Matthew Chun

 

The other night, after coming home from class, I saw a green ant out of the corner of my eye. It had the exact same color as that questionable green sauce you can get with your chips at a Mexican restaurant. I mindlessly walked past it, my stride hundreds of times larger than its slow crawl. Within seconds, its outline faded towards the blind spot of my vision.

On the way home, I couldn’t help but think more about that little ant. Perhaps after I left, it would go on to live its life to the fullest and have offspring that would one day rule the Earth. Perhaps instead, it’d be immediately squashed, reduced to a sad blotch of salsa verde on these long cement floors. I would never know, nor would I ever see that ant again.

To me, it existed as only a green speck in a short moment in the vast library of memories I’ve stored. It was a tiny blip encircled by a world of life around it.

As I got on the freeway, I had a look around. I was surrounded by red and yellow lights, stuck in a rush-hour freeway clog. Cars were piled up in orderly lines alongside one another, organized like a line of ants marching together. From afar, we were just specks of color moving slowly across the crowded Earth.

I took a glance around at the tangible evidence of humanity’s great aptitude around me. From the cars to the roads to the skyscrapers around me, it’s impossible not to see humanity’s strengths. We’re supreme thinkers, global communicators, and society builders. We understand the universe in a way that ants never could. An ant is simply incapable of the mental mind work that we as humans all share. Put an ant in front of a mirror, and it’s incapable of recognizing itself. Its mind lacks the framework to recognize language, store ideas, and visualize like we can. It’s just a simple animal.

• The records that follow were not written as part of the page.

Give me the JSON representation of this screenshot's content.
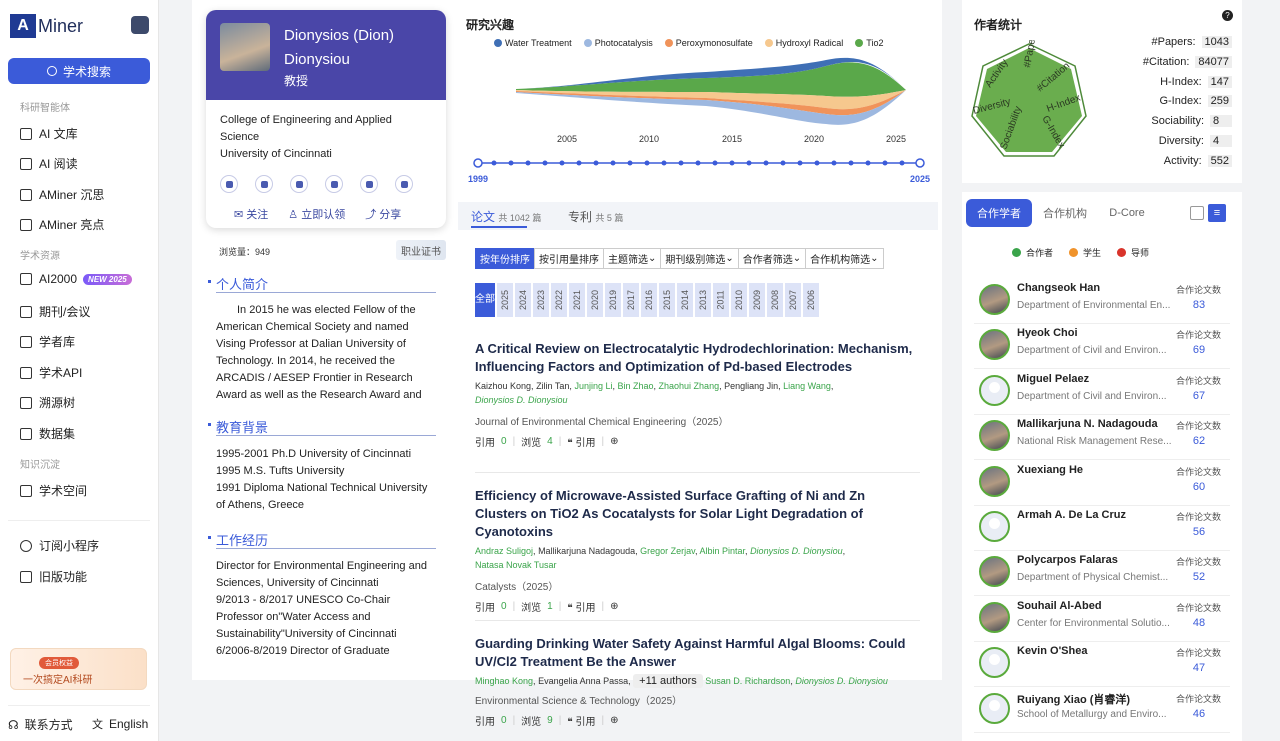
{
  "sidebar": {
    "logo_mark": "A",
    "logo_text": "Miner",
    "search_label": "学术搜索",
    "section1": "科研智能体",
    "items1": [
      "AI 文库",
      "AI 阅读",
      "AMiner 沉思",
      "AMiner 亮点"
    ],
    "section2": "学术资源",
    "items2": [
      "AI2000",
      "期刊/会议",
      "学者库",
      "学术API",
      "溯源树",
      "数据集"
    ],
    "new_badge": "NEW 2025",
    "section3": "知识沉淀",
    "items3": [
      "学术空间"
    ],
    "items4": [
      "订阅小程序",
      "旧版功能"
    ],
    "promo_tag": "会员权益",
    "promo_text": "一次搞定AI科研",
    "contact": "联系方式",
    "language": "English"
  },
  "profile": {
    "name_line1": "Dionysios (Dion)",
    "name_line2": "Dionysiou",
    "title": "教授",
    "affiliation": "College of Engineering and Applied Science",
    "university": "University of Cincinnati",
    "follow": "关注",
    "claim": "立即认领",
    "share": "分享",
    "views": "浏览量：949",
    "cert": "职业证书",
    "bio_heading": "个人简介",
    "bio": "In 2015 he was elected Fellow of the American Chemical Society and named Vising Professor at Dalian University of Technology. In 2014, he received the ARCADIS / AESEP Frontier in Research Award as well as the Research Award and",
    "edu_heading": "教育背景",
    "edu": [
      "1995-2001 Ph.D University of Cincinnati",
      "1995 M.S. Tufts University",
      "1991 Diploma National Technical University of Athens, Greece"
    ],
    "work_heading": "工作经历",
    "work": [
      "Director for Environmental Engineering and Sciences, University of Cincinnati",
      "9/2013 - 8/2017 UNESCO Co-Chair Professor on\"Water Access and Sustainability\"University of Cincinnati",
      "6/2006-8/2019 Director of Graduate"
    ]
  },
  "interests": {
    "heading": "研究兴趣",
    "topics": [
      {
        "name": "Water Treatment",
        "color": "#3f6fb5"
      },
      {
        "name": "Photocatalysis",
        "color": "#9db8e0"
      },
      {
        "name": "Peroxymonosulfate",
        "color": "#f0935a"
      },
      {
        "name": "Hydroxyl Radical",
        "color": "#f6c88e"
      },
      {
        "name": "Tio2",
        "color": "#5aa84a"
      }
    ],
    "axis_years": [
      "2005",
      "2010",
      "2015",
      "2020",
      "2025"
    ],
    "range_start": "1999",
    "range_end": "2025"
  },
  "papers_tabs": {
    "papers_label": "论文",
    "papers_count": "共 1042 篇",
    "patents_label": "专利",
    "patents_count": "共 5 篇"
  },
  "filters": [
    "按年份排序",
    "按引用量排序",
    "主题筛选",
    "期刊级别筛选",
    "合作者筛选",
    "合作机构筛选"
  ],
  "years": {
    "all": "全部",
    "list": [
      "2025",
      "2024",
      "2023",
      "2022",
      "2021",
      "2020",
      "2019",
      "2017",
      "2016",
      "2015",
      "2014",
      "2013",
      "2011",
      "2010",
      "2009",
      "2008",
      "2007",
      "2006"
    ]
  },
  "papers": [
    {
      "title": "A Critical Review on Electrocatalytic Hydrodechlorination: Mechanism, Influencing Factors and Optimization of Pd-based Electrodes",
      "venue": "Journal of Environmental Chemical Engineering（2025）",
      "cite_label": "引用",
      "cite": "0",
      "view_label": "浏览",
      "views": "4",
      "quote": "引用"
    },
    {
      "title": "Efficiency of Microwave-Assisted Surface Grafting of Ni and Zn Clusters on TiO2 As Cocatalysts for Solar Light Degradation of Cyanotoxins",
      "venue": "Catalysts（2025）",
      "cite_label": "引用",
      "cite": "0",
      "view_label": "浏览",
      "views": "1",
      "quote": "引用"
    },
    {
      "title": "Guarding Drinking Water Safety Against Harmful Algal Blooms: Could UV/Cl2 Treatment Be the Answer",
      "venue": "Environmental Science & Technology（2025）",
      "cite_label": "引用",
      "cite": "0",
      "view_label": "浏览",
      "views": "9",
      "quote": "引用",
      "more": "+11 authors"
    }
  ],
  "paper_authors": [
    [
      "Kaizhou Kong",
      "Zilin Tan",
      "Junjing Li",
      "Bin Zhao",
      "Zhaohui Zhang",
      "Pengliang Jin",
      "Liang Wang",
      "Dionysios D. Dionysiou"
    ],
    [
      "Andraz Suligoj",
      "Mallikarjuna Nadagouda",
      "Gregor Zerjav",
      "Albin Pintar",
      "Dionysios D. Dionysiou",
      "Natasa Novak Tusar"
    ],
    [
      "Minghao Kong",
      "Evangelia Anna Passa",
      "Susan D. Richardson",
      "Dionysios D. Dionysiou"
    ]
  ],
  "stats": {
    "heading": "作者统计",
    "help": "?",
    "radar_labels": [
      "#Papers",
      "#Citation",
      "H-Index",
      "G-Index",
      "Sociability",
      "Diversity",
      "Activity"
    ],
    "rows": [
      {
        "label": "#Papers:",
        "value": "1043"
      },
      {
        "label": "#Citation:",
        "value": "84077"
      },
      {
        "label": "H-Index:",
        "value": "147"
      },
      {
        "label": "G-Index:",
        "value": "259"
      },
      {
        "label": "Sociability:",
        "value": "8"
      },
      {
        "label": "Diversity:",
        "value": "4"
      },
      {
        "label": "Activity:",
        "value": "552"
      }
    ]
  },
  "coauthors": {
    "tabs": [
      "合作学者",
      "合作机构",
      "D-Core"
    ],
    "legend": [
      {
        "label": "合作者",
        "color": "#3aa44a"
      },
      {
        "label": "学生",
        "color": "#f0932b"
      },
      {
        "label": "导师",
        "color": "#d9342b"
      }
    ],
    "count_label": "合作论文数",
    "list": [
      {
        "name": "Changseok Han",
        "org": "Department of Environmental En...",
        "count": "83"
      },
      {
        "name": "Hyeok Choi",
        "org": "Department of Civil and Environ...",
        "count": "69"
      },
      {
        "name": "Miguel Pelaez",
        "org": "Department of Civil and Environ...",
        "count": "67"
      },
      {
        "name": "Mallikarjuna N. Nadagouda",
        "org": "National Risk Management Rese...",
        "count": "62"
      },
      {
        "name": "Xuexiang He",
        "org": "",
        "count": "60"
      },
      {
        "name": "Armah A. De La Cruz",
        "org": "",
        "count": "56"
      },
      {
        "name": "Polycarpos Falaras",
        "org": "Department of Physical Chemist...",
        "count": "52"
      },
      {
        "name": "Souhail Al-Abed",
        "org": "Center for Environmental Solutio...",
        "count": "48"
      },
      {
        "name": "Kevin O'Shea",
        "org": "",
        "count": "47"
      },
      {
        "name": "Ruiyang Xiao (肖睿洋)",
        "org": "School of Metallurgy and Enviro...",
        "count": "46"
      }
    ]
  }
}
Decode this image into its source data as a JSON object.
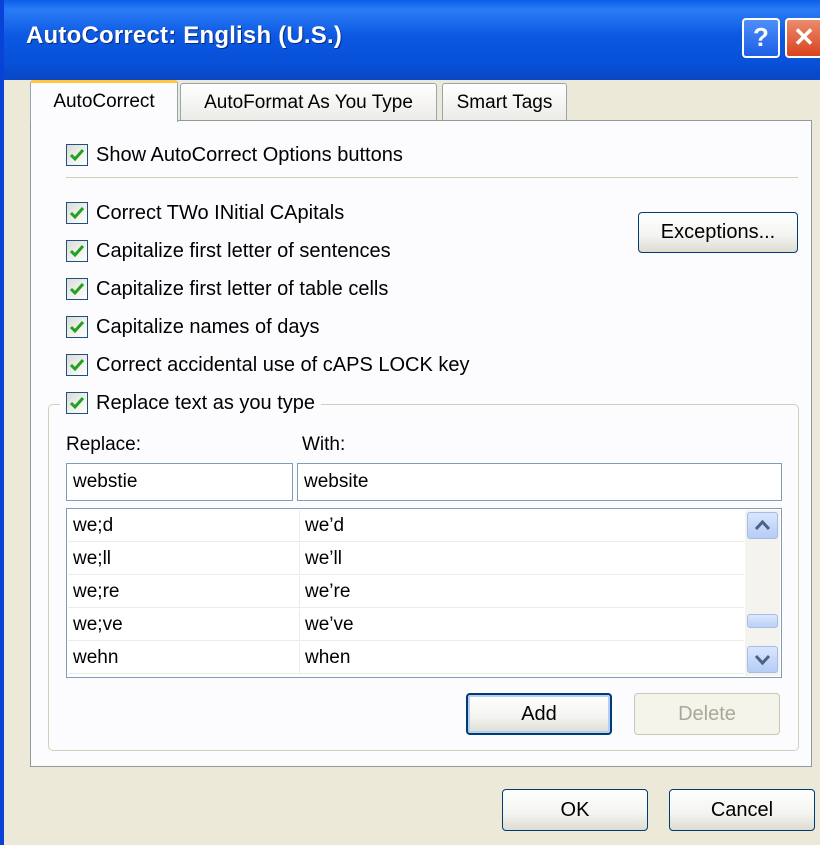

But no matter how smart we are, we’re still animals too. We’re limited by the constraints of our still primal minds. There are animals out there who can see a range of the electromagnetic spectrum that’s far larger than ours. That means they see colors that don’t exist to us. Take a moment to try and picture a color that doesn’t exist to you. You can’t. Our mind is never an objective observer, because true objectivity is impossible. We make sense of things by relating them to the ideas and truths we’ve ingrained within ourselves.

It’s so uniquely human to assume things must have some “meaning.” We want to understand our “purpose” in life because we’re trying to force something ridiculously complex into a mental analogy we can understand. We draw distinctions between good and evil, order and chaos, right and wrong, because we’re trying to make sense of a world that makes no sense. Our mental constructions of morality, spirituality, and meaning have no “objective” truth within them. We made them because we’re just monkeys who want a purpose.

Perhaps on the other hand, science is a discipline meant to seek out those “objective truths” that bind the world around us. But the greatest hindrance to science is the human condition itself. When Einstein proposed that time was not a constant, but rather intrinsically linked to speed and position, he overturned years of faulty science before him. Maybe to some objective, all-powerful being that would’ve been obvious - but to us humans, it requires us to overturn everything we thought we knew.

 For all we know, we might all be ants staring at our own reflection. Maybe the secrets of the universe are staring us right in the face. We, as humans, may be the only species with even a grasp on just how much we don’t know.

Challenge the ideas that you’ve been taught in school. Ask why you should believe something, or ask why things have to be the way they are. We are all just clumps of stardust, united under the abstract definition of “life.” But we are the most self-aware clumps of stardust that may ever exist. Thank you.